Billie: Most of my poems explore ideas that I have trouble talking about to other people. It’s when you are telling someone a story or complex issue, I’m telling you this right now but I’m giving you all the wrong ideas, often in my spoken word I’ll use extended metaphors to add nuance to those ideas and present them in such a way where people can understand them on multiple levels. I like writing about friends, family, cultural identity is a big one, indigeneity and storytelling.

 

What is your favourite part of spoken word?

Kobe: I like the control. It’s one thing to write poetry on the page or write a script but being able to write something and perform it and pretty much everything you control, except maybe the lighting, but it’s all you one hundred percent, I like that.

Jill: My favourite part of it is the community and no matter what the event is, a spoken word community is always really really supportive.

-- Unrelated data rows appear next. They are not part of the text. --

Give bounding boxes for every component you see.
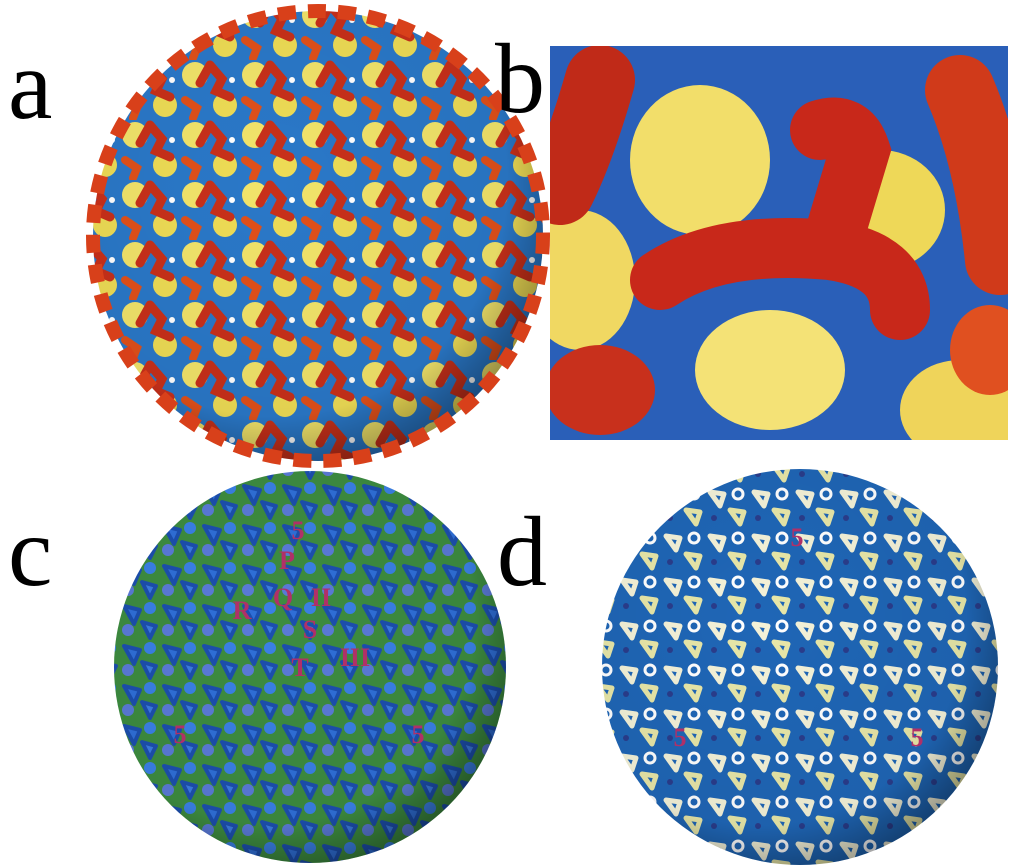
label: R [233,596,252,625]
label: T [291,653,308,682]
panel-letter: a [8,29,52,140]
label: 5 [412,720,425,749]
label: 5 [174,720,187,749]
label: S [303,615,317,644]
label: III [340,643,370,672]
label: 5 [674,723,687,752]
figure: a b c 5 P Q R II S III T 5 5 d 5 5 5 [0,0,1010,866]
label: II [311,583,331,612]
label: 5 [911,723,924,752]
panel-letter: d [497,496,547,607]
virus-closeup-b [525,46,1010,460]
panel-letter: b [495,23,545,134]
label: 5 [292,516,305,545]
label: 5 [791,523,804,552]
label: Q [273,583,293,612]
panel-letter: c [8,496,52,607]
label: P [279,546,295,575]
shading [114,471,506,863]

I love what you have to say and you really feel like you can get up there and say anything that’s controversial, or a bit scary to say or makes you feel vulnerable and they’ll be really supportive.

Billie: My big thing is that a lot of the time I have trouble articulating what I want to say and slam allows me to take these complex thoughts and write them into a poem into a metaphor or something and I can say something exactly the way I want to say it. I’m saying it in front of crowd of people who are listening to me and hearing everything I’m saying and not interrupting me so I get that time and that space to say exactly what I want to say and how I want to say it and have fun with it. Performing is a big way I’ve maintained some sort of self confidence in the past while since it’s something I feel I’m good at and I can bring a different part of my personality on stage that I might not do in other situations.

 

This interview has been condensed and edited for clarification.